Suddenly I had the urge to hang up.
I said. "I need to go now."
"Go where?"
"Nowhere important." And that was it.
The bin lorry was on the street. I could hear it. And I wasn't going to miss it yet again.
I was certain it was black bin day - when they collect domestic waste.
Because the previous week had been blue bin day - when paper is collected. I forgot about blue bin day last week. And the previous week I had missed black bin day. So both bins were stuffed up to the lids.
But as I was parking the black bin at the front door, I noticed that there was a row of blue bins along the street. So I rushed across to the Gala shop, bought another tag, switched bins, and stuck blue tag to blue bin, just as the lorry floated to a halt at the kerb beside me.
Then I went back to bed.
At lunchtime I rose, and phoned Alina from the landline downstairs. She's good with cats, and being a woman she might know about the feminine side.
But she wasn't having a good day either. I asked her what was the matter.
She said, "I am fed up with the girls I work with; they spend all day looking at their watches; they are lazy."
"Perhaps they're having problems with their feminine side?" I suggested.
"They are women!" Alina pointed out.
"True. But then perhaps they're having problems with their masculine side!"
"Irish people are always unhappy," she said. "Except when they drink."
I protested that even when drinking, Irish people remain melancholic.

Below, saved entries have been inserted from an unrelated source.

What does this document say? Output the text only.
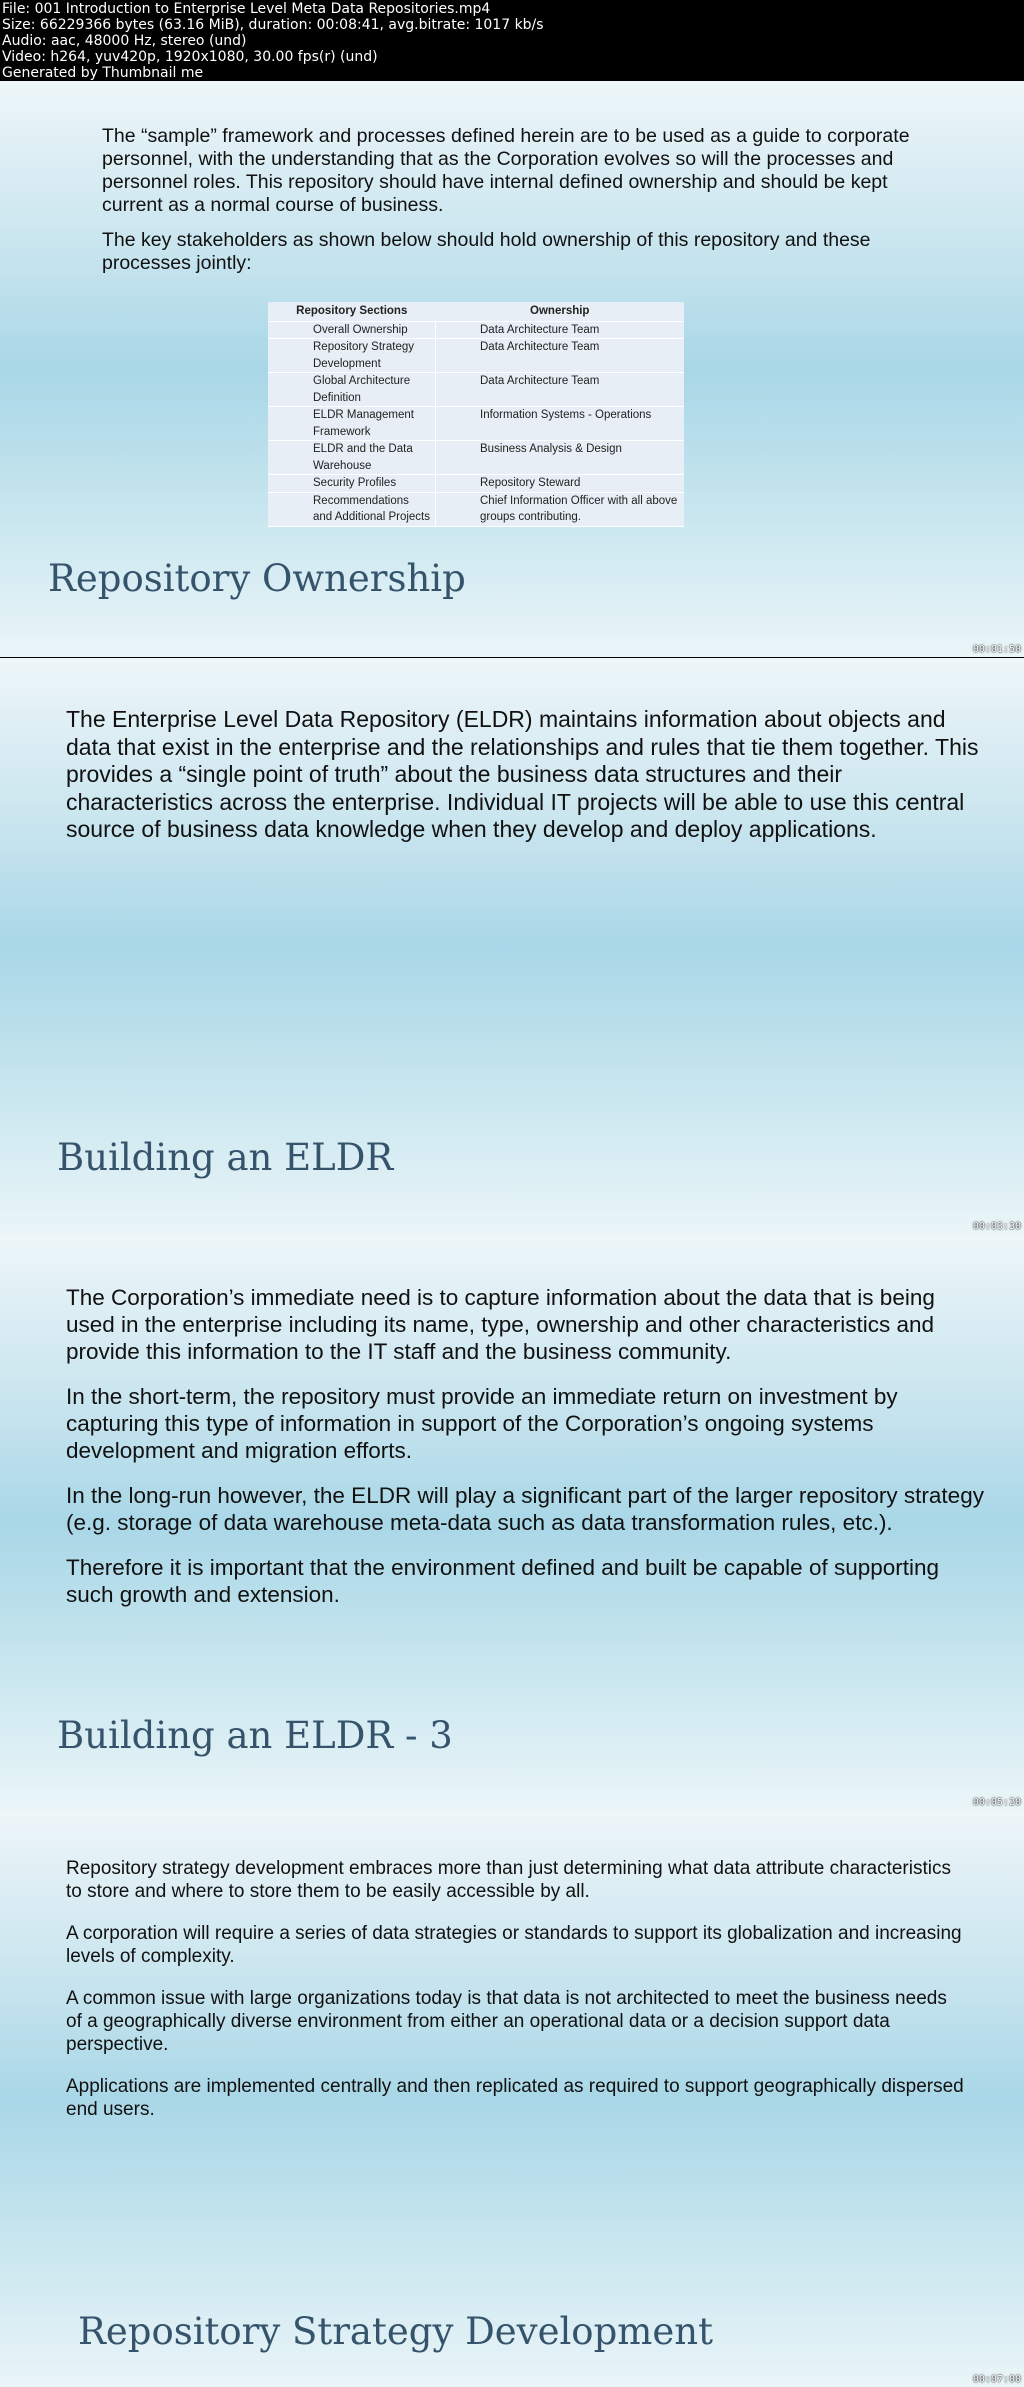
File: 001 Introduction to Enterprise Level Meta Data Repositories.mp4
Size: 66229366 bytes (63.16 MiB), duration: 00:08:41, avg.bitrate: 1017 kb/s
Audio: aac, 48000 Hz, stereo (und)
Video: h264, yuv420p, 1920x1080, 30.00 fps(r) (und)
Generated by Thumbnail me

The “sample” framework and processes defined herein are to be used as a guide to corporate personnel, with the understanding that as the Corporation evolves so will the processes and personnel roles. This repository should have internal defined ownership and should be kept current as a normal course of business.

The key stakeholders as shown below should hold ownership of this repository and these processes jointly:

Repository Sections	Ownership
Overall Ownership	Data Architecture Team
Repository Strategy Development	Data Architecture Team
Global Architecture Definition	Data Architecture Team
ELDR Management Framework	Information Systems - Operations
ELDR and the Data Warehouse	Business Analysis & Design
Security Profiles	Repository Steward
Recommendations and Additional Projects	Chief Information Officer with all above groups contributing.
Repository Ownership
00:01:50

The Enterprise Level Data Repository (ELDR) maintains information about objects and data that exist in the enterprise and the relationships and rules that tie them together. This provides a “single point of truth” about the business data structures and their characteristics across the enterprise. Individual IT projects will be able to use this central source of business data knowledge when they develop and deploy applications.

Building an ELDR
00:03:30

The Corporation’s immediate need is to capture information about the data that is being used in the enterprise including its name, type, ownership and other characteristics and provide this information to the IT staff and the business community.

In the short-term, the repository must provide an immediate return on investment by capturing this type of information in support of the Corporation’s ongoing systems development and migration efforts.

In the long-run however, the ELDR will play a significant part of the larger repository strategy (e.g. storage of data warehouse meta-data such as data transformation rules, etc.).

Therefore it is important that the environment defined and built be capable of supporting such growth and extension.

Building an ELDR - 3
00:05:20

Repository strategy development embraces more than just determining what data attribute characteristics to store and where to store them to be easily accessible by all.

A corporation will require a series of data strategies or standards to support its globalization and increasing levels of complexity.

A common issue with large organizations today is that data is not architected to meet the business needs of a geographically diverse environment from either an operational data or a decision support data perspective.

Applications are implemented centrally and then replicated as required to support geographically dispersed end users.

Repository Strategy Development
00:07:00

I knew a teacher once, in Sligo, who would spend late nights with me in Hargadons pub, drinking aimlessly.
One night I said, "You're not a happy man!"
He had an elbow on the bar. A cigarette in his right hand floating in the air between us. He was leaning towards me, tears welling up inside him.
"You know," he said, "I married an English woman. She was very jolly. I couldn't understand her; it made no sense, no sense at all. Especially in the mornings," he said. "She'd be chuckling at the radio downstairs, before I was even shaved."
Alina smiled. She even said, "You make me laugh."
The rest of the day was uneventful. Except for an old Polish man in poor clothes who knocked on my door in the afternoon.
He was selling charcoal drawings of cats, for €10 each. He handed me a small photograph of a little girl.
Block capitals were scrawled on the back of the photograph, asserting that the little girl was sick, and that he was trying to raise money so that she could be cured. I took the cat, and he smiled at me, as I handed him the money.